Discuss the life cycles of these ticks and how to control them with your vet, keeping in mind tick resistance. Engorged blue ticks can be collected and tested for resistance. Do not use a homemade pour-on as this is a sure way of selecting for tick resistance and having residues in the meat.

Actives that are used to control ticks are: organophosphates, amidines, pyrethroids, tick development inhibitors (fluazuron) and, for blue ticks, the macrocyclic lactones.

  • Lice: Numbers of sucking and biting lice are decreasing. Farmers with wool sheep should check their sheep regularly for lice as they cause serious disturbance of the fleece. There is serious red lice resistance to drugs and therefore farmers should be aware of buying in sheep with lice.
  • Mites: Be on the lookout for disturbances in wool and report these to the State Vet as required by law.

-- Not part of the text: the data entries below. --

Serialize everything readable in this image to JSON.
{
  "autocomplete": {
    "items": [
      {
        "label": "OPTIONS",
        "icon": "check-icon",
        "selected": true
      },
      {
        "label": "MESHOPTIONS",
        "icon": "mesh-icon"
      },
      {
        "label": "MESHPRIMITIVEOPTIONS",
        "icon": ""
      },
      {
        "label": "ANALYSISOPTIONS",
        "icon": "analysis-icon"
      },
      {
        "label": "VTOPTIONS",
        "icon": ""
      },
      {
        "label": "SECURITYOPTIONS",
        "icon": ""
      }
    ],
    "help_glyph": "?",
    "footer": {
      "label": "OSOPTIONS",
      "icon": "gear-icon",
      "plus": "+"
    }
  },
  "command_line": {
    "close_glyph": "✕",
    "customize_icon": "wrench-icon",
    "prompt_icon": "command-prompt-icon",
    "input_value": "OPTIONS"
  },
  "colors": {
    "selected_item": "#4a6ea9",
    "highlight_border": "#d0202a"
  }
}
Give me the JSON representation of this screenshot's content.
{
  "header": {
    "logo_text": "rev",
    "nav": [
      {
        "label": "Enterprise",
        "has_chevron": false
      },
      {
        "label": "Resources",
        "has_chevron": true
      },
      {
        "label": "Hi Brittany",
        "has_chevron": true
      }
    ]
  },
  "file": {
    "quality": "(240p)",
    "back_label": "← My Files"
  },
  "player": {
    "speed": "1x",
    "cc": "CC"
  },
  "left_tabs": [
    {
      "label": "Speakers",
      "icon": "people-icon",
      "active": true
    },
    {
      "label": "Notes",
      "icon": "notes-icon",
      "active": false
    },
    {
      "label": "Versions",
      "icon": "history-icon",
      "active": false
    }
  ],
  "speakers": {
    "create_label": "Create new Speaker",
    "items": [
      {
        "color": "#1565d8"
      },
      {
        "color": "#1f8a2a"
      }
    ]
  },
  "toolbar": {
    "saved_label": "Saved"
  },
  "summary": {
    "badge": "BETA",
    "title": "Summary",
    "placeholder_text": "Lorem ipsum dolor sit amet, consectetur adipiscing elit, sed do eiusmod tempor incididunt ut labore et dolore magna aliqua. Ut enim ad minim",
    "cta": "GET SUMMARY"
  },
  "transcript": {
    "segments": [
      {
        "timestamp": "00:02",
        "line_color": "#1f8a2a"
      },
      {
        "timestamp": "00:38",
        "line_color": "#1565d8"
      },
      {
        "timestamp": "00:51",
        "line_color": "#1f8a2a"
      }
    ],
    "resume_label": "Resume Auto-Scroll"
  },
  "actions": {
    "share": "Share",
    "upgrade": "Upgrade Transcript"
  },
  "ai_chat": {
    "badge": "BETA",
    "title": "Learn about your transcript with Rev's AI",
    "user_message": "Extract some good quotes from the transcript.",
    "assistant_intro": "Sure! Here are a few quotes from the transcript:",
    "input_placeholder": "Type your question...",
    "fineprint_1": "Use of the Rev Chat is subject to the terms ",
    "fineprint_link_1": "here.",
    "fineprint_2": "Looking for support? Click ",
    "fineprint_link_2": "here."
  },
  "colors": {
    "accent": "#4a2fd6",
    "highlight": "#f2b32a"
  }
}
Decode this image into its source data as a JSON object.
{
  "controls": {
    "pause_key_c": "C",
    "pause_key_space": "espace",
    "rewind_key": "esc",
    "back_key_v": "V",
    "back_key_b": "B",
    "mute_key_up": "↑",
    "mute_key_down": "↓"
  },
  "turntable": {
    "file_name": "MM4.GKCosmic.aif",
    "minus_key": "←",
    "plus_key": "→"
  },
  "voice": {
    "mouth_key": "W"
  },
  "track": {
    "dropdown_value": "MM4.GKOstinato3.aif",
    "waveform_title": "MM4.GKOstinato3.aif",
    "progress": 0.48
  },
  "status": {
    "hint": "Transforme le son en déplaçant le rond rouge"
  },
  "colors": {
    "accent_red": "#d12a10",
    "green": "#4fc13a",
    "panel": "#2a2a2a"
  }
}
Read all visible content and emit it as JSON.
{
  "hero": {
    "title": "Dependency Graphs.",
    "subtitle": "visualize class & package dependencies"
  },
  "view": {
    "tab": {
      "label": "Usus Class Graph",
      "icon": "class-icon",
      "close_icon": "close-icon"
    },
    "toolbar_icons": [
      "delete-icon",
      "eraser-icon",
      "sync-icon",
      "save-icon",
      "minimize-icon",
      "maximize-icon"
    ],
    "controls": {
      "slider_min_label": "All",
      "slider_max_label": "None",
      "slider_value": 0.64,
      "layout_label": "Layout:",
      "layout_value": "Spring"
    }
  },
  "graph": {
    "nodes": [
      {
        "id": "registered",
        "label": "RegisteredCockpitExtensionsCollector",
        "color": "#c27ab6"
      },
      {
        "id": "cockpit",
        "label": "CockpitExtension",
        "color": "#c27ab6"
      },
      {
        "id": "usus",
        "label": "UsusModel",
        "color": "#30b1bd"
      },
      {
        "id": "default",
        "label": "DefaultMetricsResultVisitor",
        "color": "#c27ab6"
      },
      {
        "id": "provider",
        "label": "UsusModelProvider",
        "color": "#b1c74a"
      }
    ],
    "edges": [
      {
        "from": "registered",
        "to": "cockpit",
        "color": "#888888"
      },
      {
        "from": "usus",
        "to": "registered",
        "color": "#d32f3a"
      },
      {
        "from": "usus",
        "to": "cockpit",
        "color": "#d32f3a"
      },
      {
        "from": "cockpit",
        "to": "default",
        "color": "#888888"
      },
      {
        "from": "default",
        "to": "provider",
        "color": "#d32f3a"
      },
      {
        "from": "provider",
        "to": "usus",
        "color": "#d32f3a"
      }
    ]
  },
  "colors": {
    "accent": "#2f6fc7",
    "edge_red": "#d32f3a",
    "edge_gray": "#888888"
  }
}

Sheep scab is a state-controlled disease. Biosecurity measures to prevent sheep becoming infected should be in place at all times.
  • Flies, midges and mosquitoes: Numerous reports of nuisance flies, blowflies, screw-worm and nasal bot were received. Be on the lookout for diseases carried by these insects. 

Tick-borne diseases

  • African and Asiatic red water: Serious losses were reported from many provinces. In most cases the remaining animals were blocked treated with drugs to prevent further deaths. Discuss vaccination programmes with your vet. Asiatic red water is a killer disease and proper steps should be taken to control this it.
  • Anaplasmosis: Numerous reports of outbreaks were received from most provinces. This disease is spread by blue ticks, biting flies and needles (vaccinations).
  • Heartwater: Causes serious problems in areas where the bont tick is prevalent. Farmers are looking forward to the day when a safe heartwater vaccine is registered. 

Insect-transmitted diseases

  • Lumpy skin disease: Incidences were reported from all over the country. As vaccines are available to control this disease one can only wonder why vaccination programmes are not followed? Emphasis should be put on training programmes for communal farmers.
  • Three day stiff sickness: Vaccine is not available and serious losses were recorded.
  • Blue tongue: Reports were received from all over the country except Limpopo. Due to the unavailability of vaccine, young unvaccinated sheep were especially hard hit.
  • Rift Valley Fever and Wesselsbron disease: A suspected Rift Valley fever case turned out to be negative. A positive case of Wesselsbron disease was reported from Howick, KZN.

Venereal diseases
Only a few bulls were tested for venereal diseases during this time of the year as they are in with the cows. It is of utmost importance that biosecurity measures are in place.

Bacterial diseases
The following bacterial diseases were reported: blackquarter, pulpy kidney, lamb dysentery, swelled head, red gut, blood gut, tetanus, salmonellosis, enzootic abortion, colibacillosis, lumpy wool and senkobo disease.

Viral diseases
The following viral diseases were reported: Bovine malignant catarrh (snotsiekte), infectious bovine rhinotracheitis (IBR), bovine viral diarrhoea (BVD), enzootic bovine leucosis (EBL), jaagsiekte, orf and warts.

Bovine respiratory disease (BRD) was reported from all over the country with high mortality figures.

Poisonings
In drought conditions plant poisonings are usually on the increase as these are green amid the dry grass. The following toxicities were reported: cardiac glycoside, tulip, ink berry (Cestrum), Cynanchum (klimop), facial eczema, dikoor, geeldikkop, Senecio, Lantana, lupins, krimpsiekte, malkop ui (Dipcadi glaucum), blue green algae, prussic acid, mycotoxicosis, organophosphate, ionophor, lead, urea, nitrate and snake bite.

Draw up a protocol with your vet on how to treat these poisonings should it occur on your farm.

Feedlot Report

Sheep feedlots

  • Numerous cases of wireworm were reported and some weaker animals arriving at the feedlot were not able to adapt.

Cattle feedlots

  • Numerous kraals had outbreaks of lumpy skin disease.
  • Numerous kraals still have carcasses infested with measles although the incidence is lower in comparison to other years. The cattle that are positive are mainly from communal areas.
  • Anaplasmosis and red water were reported from numerous kraals and background facilities.